Monday, 2 May 2011

A letterpress tale...



Last week, I finished letterpress printing my short story chapbook, 'A Stranger Came'. I wrote this story last year. It's a tale of isolation and betrayal, all set in the picturesque heart of the Yorkshire Dales.

It's hard to explain the beauty of letterpress printing without getting helplessly nerdy about it. Letterpress is an old and obselete technique for printing which involves setting metal type - in individual letters - into words and sentences, and then printing them with an old and dangerous press. Since starting to learn to typeset and print in November last year at The Print Project, Bradford, I have only come to love letterpress more and more, even though it is a frustrating, time-consuming and sometimes teeth-gnashing process, with no shortcuts.

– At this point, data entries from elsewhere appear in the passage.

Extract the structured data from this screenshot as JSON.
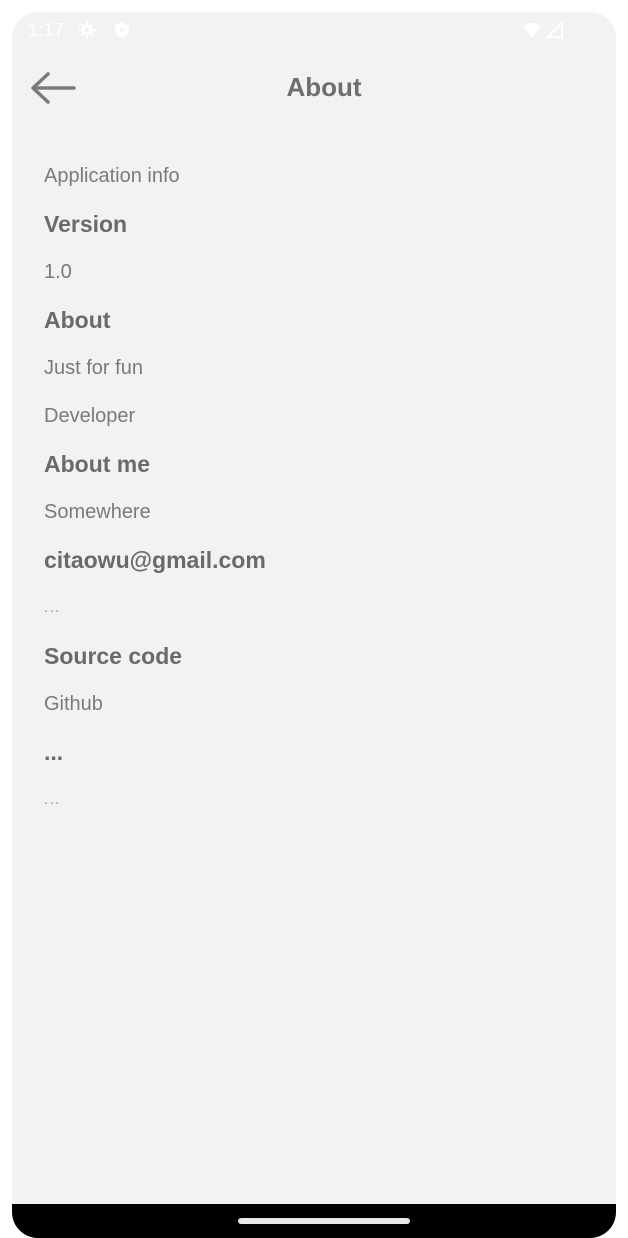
{
  "status_bar": {
    "time": "1:17",
    "icons": [
      "gear-icon",
      "shield-icon",
      "wifi-icon",
      "signal-icon"
    ]
  },
  "app_bar": {
    "title": "About",
    "back_icon": "arrow-left-icon"
  },
  "sections": [
    {
      "type": "sub",
      "text": "Application info"
    },
    {
      "type": "head",
      "text": "Version"
    },
    {
      "type": "sub",
      "text": "1.0"
    },
    {
      "type": "head",
      "text": "About"
    },
    {
      "type": "sub",
      "text": "Just for fun"
    },
    {
      "type": "sub",
      "text": "Developer"
    },
    {
      "type": "head",
      "text": "About me"
    },
    {
      "type": "sub",
      "text": "Somewhere"
    },
    {
      "type": "head",
      "text": "citaowu@gmail.com"
    },
    {
      "type": "faint",
      "text": "..."
    },
    {
      "type": "head",
      "text": "Source code"
    },
    {
      "type": "sub",
      "text": "Github"
    },
    {
      "type": "head",
      "text": "..."
    },
    {
      "type": "faint",
      "text": "..."
    }
  ],
  "colors": {
    "background": "#f2f2f2",
    "text_primary": "#6a6a6a",
    "text_secondary": "#7a7a7a",
    "nav_bar": "#000000"
  }
}
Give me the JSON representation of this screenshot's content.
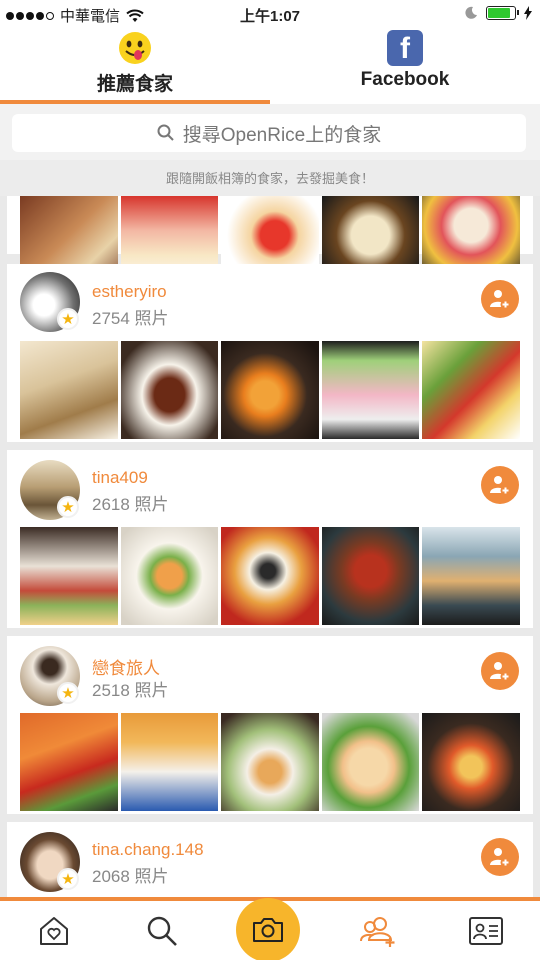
{
  "status_bar": {
    "carrier": "中華電信",
    "time": "上午1:07",
    "signal_bars": 4,
    "battery_level": 0.85
  },
  "tabs": [
    {
      "label": "推薦食家",
      "icon": "emoji-tongue-icon",
      "active": true
    },
    {
      "label": "Facebook",
      "icon": "facebook-logo-icon",
      "active": false
    }
  ],
  "search": {
    "placeholder": "搜尋OpenRice上的食家",
    "icon": "search-icon"
  },
  "hint_text": "跟隨開飯相簿的食家，去發掘美食！",
  "users": [
    {
      "name": "estheryiro",
      "count": "2754 照片"
    },
    {
      "name": "tina409",
      "count": "2618 照片"
    },
    {
      "name": "戀食旅人",
      "count": "2518 照片"
    },
    {
      "name": "tina.chang.148",
      "count": "2068 照片"
    }
  ],
  "colors": {
    "accent": "#f08a3c",
    "camera": "#f7b52b",
    "star": "#f5b50f",
    "facebook": "#4a67ad"
  },
  "bottom_nav": [
    {
      "icon": "home-heart-icon"
    },
    {
      "icon": "search-icon"
    },
    {
      "icon": "camera-icon"
    },
    {
      "icon": "add-user-icon"
    },
    {
      "icon": "profile-card-icon"
    }
  ]
}
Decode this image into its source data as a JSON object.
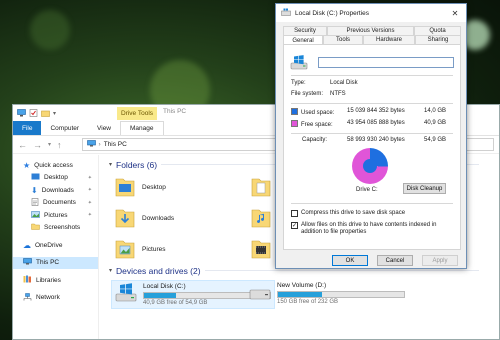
{
  "explorer": {
    "contextual_tab": "Drive Tools",
    "window_name": "This PC",
    "ribbon_tabs": [
      "File",
      "Computer",
      "View",
      "Manage"
    ],
    "address": "This PC",
    "nav": {
      "quick_access": "Quick access",
      "desktop": "Desktop",
      "downloads": "Downloads",
      "documents": "Documents",
      "pictures": "Pictures",
      "screenshots": "Screenshots",
      "onedrive": "OneDrive",
      "this_pc": "This PC",
      "libraries": "Libraries",
      "network": "Network"
    },
    "folders_header": "Folders (6)",
    "folders": [
      "Desktop",
      "Downloads",
      "Pictures"
    ],
    "devices_header": "Devices and drives (2)",
    "drives": [
      {
        "name": "Local Disk (C:)",
        "free": "40,9 GB free of 54,9 GB",
        "used_fraction": 0.255
      },
      {
        "name": "New Volume (D:)",
        "free": "150 GB free of 232 GB",
        "used_fraction": 0.353
      }
    ]
  },
  "props": {
    "title": "Local Disk (C:) Properties",
    "tabs_row1": [
      "Security",
      "Previous Versions",
      "Quota"
    ],
    "tabs_row2": [
      "General",
      "Tools",
      "Hardware",
      "Sharing"
    ],
    "name_value": "",
    "type_label": "Type:",
    "type_value": "Local Disk",
    "fs_label": "File system:",
    "fs_value": "NTFS",
    "used_label": "Used space:",
    "used_bytes": "15 039 844 352 bytes",
    "used_gb": "14,0 GB",
    "free_label": "Free space:",
    "free_bytes": "43 954 085 888 bytes",
    "free_gb": "40,9 GB",
    "capacity_label": "Capacity:",
    "capacity_bytes": "58 993 930 240 bytes",
    "capacity_gb": "54,9 GB",
    "drive_caption": "Drive C:",
    "cleanup": "Disk Cleanup",
    "compress_label": "Compress this drive to save disk space",
    "index_label": "Allow files on this drive to have contents indexed in addition to file properties",
    "ok": "OK",
    "cancel": "Cancel",
    "apply": "Apply",
    "used_color": "#1e6fe0",
    "free_color": "#e055d8",
    "used_fraction": 0.255
  }
}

A lot of people have asked me "why bother with letterpress, when you could use a computer?" The answer is that there's no comparison between the end results. If you hold something produced using letterpress in your hands, you feel the impression the type and text leave in the page; you can literally feel the hours of human labour that have gone into creating it. When you touch the page and the impressions, you know that this is something made by another human hand.

Letterpress isn't used for large-scale commercial printing any more, and is slowly dying out. The machines and typesets that produce it are no longer made, and the techniques kept alive by being passed on from enthusiast to enthusiast. Many commercial printers are closing their doors as their businesses become untenable. The typeset that I used for this short story came to me from one such printer, in Sheffield. The man who ran the business no longer needed any of his typesets, and ended up as good as giving them away.

After I'd set and printed the first page with my typeset, I noticed what an unusual font it was. It had an upwards sloping e, and looked somewhat old fashioned. I wondered what it was; I trawled font sites on the internet without success, and nobody I knew could identify it. In the end, someone at the Briar Press letterpress community told me what it was: Morris Gold, a font designed by William Morris in the 19th Century.

William Morris, an active member in the Arts & Crafts movement, was a successful furniture designer for most of his career. Late in life, he got interested in printing and started the Kelmscott Press. Many printing houses of the time were using compressed types, because it used less paper and saved money. But Morris' aim with the Kelmscott Press was to produce beautiful books at affordable prices, and he didn't want to follow their example. Keen to distinguish his press from other outfits, he designed a font of his own, basing it on an old Roman type. It was used to print the first few Kelmscott Press titles, and earned itself the nickname 'Morris Gold'. I couldn't believe that I'd ended up with a tray of it myself, and completely by accident!

I used the typeset to print the entirety of 'A Stranger Came', printing it paragraph by paragraph as there wasn't quite enough type to do a full page at a time. As I reached the end of the chapbook, I noticed how worn the type was becoming. The act of printing wears the type down at the edges, and causes it to become blunt and unreadable; and so, with regret, I think this particular typeset will have to go into retirement lest it becomes blunt entirely. All the same, I was glad to have been able to use it to letterpress print a full short story with its use. I like to think that William Morris would have been proud to see some of his type be used for this purpose in its last ever outing before retirement.